Message Generation#

Message generation capabilities for responding to user queries and requesting clarification when needed.

Respond Capability#

class framework.infrastructure.respond_node.RespondCapability[source]#

Bases: BaseCapability

Respond to user queries with appropriate response strategy.

Generates comprehensive responses for both technical queries requiring execution context and conversational queries. Adapts response strategy based on available context and execution history.

Initialize the capability and validate required components.

Performs comprehensive validation of the capability class to ensure all required components are properly defined. This validation happens at initialization time to provide immediate feedback during development rather than waiting for runtime execution failures.

The validation process checks: 1. Required class attributes (name, description) are defined and non-None 2. The execute method is implemented as a static method 3. Optional attributes are properly initialized with defaults if missing

Raises:
  • NotImplementedError – If name or description class attributes are missing

  • NotImplementedError – If execute static method is not implemented

Note

This initialization performs validation only. The actual LangGraph integration happens through the @capability_node decorator.

Warning

Subclasses should not override this method unless they need additional validation. Override _create_orchestrator_guide() or _create_classifier_guide() for customization instead.

name: str = 'respond'#
description: str = 'Respond to user queries by generating appropriate responses for both technical and conversational questions'#
provides: List[str] = ['FINAL_RESPONSE']#
requires: List[str] = []#
async static execute(state, **kwargs)[source]#

Generate appropriate response using unified dynamic prompt construction.

Parameters:
  • state (AgentState) – Current agent state

  • kwargs – Additional parameters (may include step)

Returns:

State update with generated response

Return type:

Dict[str, Any]

static classify_error(exc, context)[source]#

Response generation error classification.

__init__()#

Initialize the capability and validate required components.

Performs comprehensive validation of the capability class to ensure all required components are properly defined. This validation happens at initialization time to provide immediate feedback during development rather than waiting for runtime execution failures.

The validation process checks: 1. Required class attributes (name, description) are defined and non-None 2. The execute method is implemented as a static method 3. Optional attributes are properly initialized with defaults if missing

Raises:
  • NotImplementedError – If name or description class attributes are missing

  • NotImplementedError – If execute static method is not implemented

Note

This initialization performs validation only. The actual LangGraph integration happens through the @capability_node decorator.

Warning

Subclasses should not override this method unless they need additional validation. Override _create_orchestrator_guide() or _create_classifier_guide() for customization instead.

__repr__()#

Return a string representation of the capability.

Returns:

String representation including class name and capability name

Return type:

str

property classifier_guide: Any | None#

Get the classifier guide for this capability (lazy-loaded).

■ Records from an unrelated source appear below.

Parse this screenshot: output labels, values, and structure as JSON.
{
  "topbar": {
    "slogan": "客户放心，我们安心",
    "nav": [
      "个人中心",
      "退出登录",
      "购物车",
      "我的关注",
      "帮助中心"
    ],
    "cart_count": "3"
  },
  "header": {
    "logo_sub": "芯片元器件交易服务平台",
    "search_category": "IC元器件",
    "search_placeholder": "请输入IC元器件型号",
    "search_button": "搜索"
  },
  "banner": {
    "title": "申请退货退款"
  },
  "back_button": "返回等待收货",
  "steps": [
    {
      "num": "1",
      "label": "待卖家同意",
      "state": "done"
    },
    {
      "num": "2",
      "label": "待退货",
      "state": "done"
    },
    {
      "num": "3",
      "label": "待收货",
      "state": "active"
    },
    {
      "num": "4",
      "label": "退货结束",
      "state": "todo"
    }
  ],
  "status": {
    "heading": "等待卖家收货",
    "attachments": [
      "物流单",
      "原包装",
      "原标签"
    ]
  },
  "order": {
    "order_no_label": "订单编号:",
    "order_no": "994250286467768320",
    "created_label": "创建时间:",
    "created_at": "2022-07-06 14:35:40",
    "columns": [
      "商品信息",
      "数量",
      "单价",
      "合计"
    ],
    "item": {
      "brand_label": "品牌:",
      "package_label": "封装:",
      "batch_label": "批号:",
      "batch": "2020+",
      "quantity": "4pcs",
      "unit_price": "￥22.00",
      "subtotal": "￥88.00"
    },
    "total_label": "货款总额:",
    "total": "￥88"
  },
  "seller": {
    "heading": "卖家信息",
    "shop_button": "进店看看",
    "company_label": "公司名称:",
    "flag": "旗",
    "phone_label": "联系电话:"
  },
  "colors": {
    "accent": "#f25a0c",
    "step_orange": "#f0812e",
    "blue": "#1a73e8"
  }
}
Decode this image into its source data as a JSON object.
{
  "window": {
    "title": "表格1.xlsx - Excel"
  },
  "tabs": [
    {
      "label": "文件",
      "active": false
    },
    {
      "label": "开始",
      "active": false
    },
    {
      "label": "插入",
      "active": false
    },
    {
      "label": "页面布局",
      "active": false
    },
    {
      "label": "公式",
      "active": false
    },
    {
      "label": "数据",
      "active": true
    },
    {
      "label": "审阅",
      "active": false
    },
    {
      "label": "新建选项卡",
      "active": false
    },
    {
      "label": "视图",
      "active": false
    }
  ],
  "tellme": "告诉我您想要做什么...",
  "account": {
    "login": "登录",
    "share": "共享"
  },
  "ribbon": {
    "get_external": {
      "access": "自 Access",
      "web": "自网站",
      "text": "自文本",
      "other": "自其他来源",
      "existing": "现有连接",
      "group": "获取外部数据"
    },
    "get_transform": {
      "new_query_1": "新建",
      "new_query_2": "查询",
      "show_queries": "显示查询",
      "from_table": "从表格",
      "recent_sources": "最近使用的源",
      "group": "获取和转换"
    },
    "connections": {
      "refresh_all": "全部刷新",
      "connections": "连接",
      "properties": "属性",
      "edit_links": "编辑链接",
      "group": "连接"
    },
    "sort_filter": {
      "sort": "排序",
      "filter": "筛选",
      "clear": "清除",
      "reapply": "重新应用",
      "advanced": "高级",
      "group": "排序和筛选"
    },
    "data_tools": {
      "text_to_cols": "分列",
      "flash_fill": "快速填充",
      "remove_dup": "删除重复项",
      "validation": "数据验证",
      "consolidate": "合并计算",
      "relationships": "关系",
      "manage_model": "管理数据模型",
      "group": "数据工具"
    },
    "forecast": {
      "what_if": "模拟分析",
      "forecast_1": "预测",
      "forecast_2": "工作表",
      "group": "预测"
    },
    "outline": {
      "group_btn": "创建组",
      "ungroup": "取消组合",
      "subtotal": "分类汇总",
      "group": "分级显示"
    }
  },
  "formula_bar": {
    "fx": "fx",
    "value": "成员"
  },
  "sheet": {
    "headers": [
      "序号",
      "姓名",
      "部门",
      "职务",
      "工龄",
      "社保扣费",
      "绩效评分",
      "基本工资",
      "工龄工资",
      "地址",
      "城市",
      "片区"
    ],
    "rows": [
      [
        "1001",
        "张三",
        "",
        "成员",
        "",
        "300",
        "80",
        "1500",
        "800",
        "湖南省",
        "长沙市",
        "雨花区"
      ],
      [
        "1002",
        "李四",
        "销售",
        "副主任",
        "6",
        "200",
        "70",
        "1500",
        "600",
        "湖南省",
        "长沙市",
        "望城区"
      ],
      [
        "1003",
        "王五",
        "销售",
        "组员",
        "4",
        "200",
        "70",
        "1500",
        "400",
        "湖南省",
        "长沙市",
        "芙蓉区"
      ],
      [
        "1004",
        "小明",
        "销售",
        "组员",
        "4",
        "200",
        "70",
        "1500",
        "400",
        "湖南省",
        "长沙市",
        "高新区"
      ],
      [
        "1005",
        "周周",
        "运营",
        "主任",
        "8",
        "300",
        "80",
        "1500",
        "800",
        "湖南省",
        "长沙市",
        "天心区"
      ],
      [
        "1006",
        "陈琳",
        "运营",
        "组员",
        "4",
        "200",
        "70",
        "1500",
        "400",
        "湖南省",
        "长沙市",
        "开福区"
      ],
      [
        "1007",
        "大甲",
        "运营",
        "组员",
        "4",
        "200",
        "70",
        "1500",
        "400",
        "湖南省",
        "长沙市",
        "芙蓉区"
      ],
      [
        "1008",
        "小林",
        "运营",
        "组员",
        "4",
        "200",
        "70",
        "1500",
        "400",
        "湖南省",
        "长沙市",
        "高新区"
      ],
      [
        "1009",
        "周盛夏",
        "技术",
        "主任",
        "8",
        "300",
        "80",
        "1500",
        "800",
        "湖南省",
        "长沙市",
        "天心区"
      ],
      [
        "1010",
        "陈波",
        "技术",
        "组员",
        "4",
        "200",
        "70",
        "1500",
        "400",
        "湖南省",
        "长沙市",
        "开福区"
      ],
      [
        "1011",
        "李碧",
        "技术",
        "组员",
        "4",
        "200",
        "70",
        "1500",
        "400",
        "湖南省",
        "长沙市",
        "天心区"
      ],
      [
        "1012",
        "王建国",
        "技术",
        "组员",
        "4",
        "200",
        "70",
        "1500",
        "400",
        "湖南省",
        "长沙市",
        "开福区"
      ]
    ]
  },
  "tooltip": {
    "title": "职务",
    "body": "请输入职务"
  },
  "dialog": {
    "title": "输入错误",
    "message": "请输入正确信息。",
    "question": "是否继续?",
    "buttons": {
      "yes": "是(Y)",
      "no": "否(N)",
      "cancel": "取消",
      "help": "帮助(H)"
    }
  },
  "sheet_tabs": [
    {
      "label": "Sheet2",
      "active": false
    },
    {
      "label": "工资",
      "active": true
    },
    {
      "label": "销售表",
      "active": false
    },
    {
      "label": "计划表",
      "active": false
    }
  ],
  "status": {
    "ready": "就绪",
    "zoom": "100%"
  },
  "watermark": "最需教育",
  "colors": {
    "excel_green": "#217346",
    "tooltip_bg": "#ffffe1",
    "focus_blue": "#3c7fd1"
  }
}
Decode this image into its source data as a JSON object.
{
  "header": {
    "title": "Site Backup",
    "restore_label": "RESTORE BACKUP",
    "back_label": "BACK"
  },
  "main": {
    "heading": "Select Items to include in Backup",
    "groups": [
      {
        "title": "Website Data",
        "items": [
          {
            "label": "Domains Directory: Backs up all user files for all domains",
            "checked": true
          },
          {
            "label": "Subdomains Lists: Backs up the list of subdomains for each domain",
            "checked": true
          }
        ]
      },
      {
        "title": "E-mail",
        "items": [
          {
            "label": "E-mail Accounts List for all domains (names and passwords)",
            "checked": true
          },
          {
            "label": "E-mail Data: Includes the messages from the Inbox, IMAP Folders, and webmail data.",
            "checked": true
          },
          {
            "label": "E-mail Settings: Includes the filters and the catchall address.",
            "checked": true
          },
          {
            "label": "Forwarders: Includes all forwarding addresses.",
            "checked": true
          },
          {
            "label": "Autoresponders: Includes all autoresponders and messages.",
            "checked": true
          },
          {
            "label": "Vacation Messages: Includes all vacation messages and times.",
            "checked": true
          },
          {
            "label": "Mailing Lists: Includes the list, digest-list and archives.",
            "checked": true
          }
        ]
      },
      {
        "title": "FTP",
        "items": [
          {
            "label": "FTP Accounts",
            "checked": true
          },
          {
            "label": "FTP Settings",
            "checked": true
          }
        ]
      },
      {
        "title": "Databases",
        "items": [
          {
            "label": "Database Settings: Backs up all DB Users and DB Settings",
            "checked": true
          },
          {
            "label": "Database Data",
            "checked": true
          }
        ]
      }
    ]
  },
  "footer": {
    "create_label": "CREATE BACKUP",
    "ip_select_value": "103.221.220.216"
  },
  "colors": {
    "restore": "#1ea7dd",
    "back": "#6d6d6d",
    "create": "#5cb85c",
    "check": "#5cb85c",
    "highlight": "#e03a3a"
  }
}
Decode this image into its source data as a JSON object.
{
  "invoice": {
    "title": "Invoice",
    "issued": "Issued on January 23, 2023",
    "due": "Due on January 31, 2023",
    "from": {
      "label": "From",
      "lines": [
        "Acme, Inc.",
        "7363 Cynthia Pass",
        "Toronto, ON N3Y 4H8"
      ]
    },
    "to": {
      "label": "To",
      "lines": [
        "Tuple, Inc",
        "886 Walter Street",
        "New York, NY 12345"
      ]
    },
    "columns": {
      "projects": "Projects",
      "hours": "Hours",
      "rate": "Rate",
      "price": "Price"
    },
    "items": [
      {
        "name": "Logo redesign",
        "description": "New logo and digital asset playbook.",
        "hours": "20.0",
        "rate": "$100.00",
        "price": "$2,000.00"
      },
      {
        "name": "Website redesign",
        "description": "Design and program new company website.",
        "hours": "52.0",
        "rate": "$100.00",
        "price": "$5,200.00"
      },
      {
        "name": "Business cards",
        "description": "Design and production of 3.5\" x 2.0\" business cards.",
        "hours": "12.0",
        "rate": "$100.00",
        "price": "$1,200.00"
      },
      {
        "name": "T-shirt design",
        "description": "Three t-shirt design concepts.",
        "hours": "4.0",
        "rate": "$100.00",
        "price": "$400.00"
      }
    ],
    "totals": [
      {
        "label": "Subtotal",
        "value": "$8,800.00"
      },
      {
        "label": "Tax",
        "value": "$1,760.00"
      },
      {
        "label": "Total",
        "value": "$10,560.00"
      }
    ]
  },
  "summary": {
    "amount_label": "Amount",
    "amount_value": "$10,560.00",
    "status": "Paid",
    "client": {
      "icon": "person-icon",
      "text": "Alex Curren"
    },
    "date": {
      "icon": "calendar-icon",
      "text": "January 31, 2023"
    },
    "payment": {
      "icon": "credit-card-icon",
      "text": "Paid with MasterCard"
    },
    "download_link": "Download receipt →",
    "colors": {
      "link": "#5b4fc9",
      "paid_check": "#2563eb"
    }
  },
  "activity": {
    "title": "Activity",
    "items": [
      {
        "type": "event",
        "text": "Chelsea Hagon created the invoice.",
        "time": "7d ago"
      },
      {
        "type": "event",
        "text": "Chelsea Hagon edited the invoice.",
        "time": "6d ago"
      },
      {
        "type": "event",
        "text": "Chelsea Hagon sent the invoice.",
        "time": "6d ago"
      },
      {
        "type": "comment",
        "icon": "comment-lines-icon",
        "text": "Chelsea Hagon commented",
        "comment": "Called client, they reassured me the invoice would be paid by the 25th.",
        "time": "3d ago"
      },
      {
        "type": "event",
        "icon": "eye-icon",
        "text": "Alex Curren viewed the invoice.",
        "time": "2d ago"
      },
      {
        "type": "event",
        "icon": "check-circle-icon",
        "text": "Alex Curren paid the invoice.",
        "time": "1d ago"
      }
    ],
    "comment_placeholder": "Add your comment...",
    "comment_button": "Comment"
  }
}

Standardized interface used by the framework. Automatically calls _create_classifier_guide() on first access and caches the result.

Returns:

Classifier guide for capability activation, or None if not needed

Return type:

Optional[TaskClassifierGuide]

static get_retry_policy()#

Get retry policy configuration for failure recovery strategies.

This method provides retry configuration that the framework uses for manual retry handling when capabilities fail with RETRIABLE errors. The default policy provides reasonable defaults for most capabilities, but should be overridden for capabilities with specific timing or retry requirements.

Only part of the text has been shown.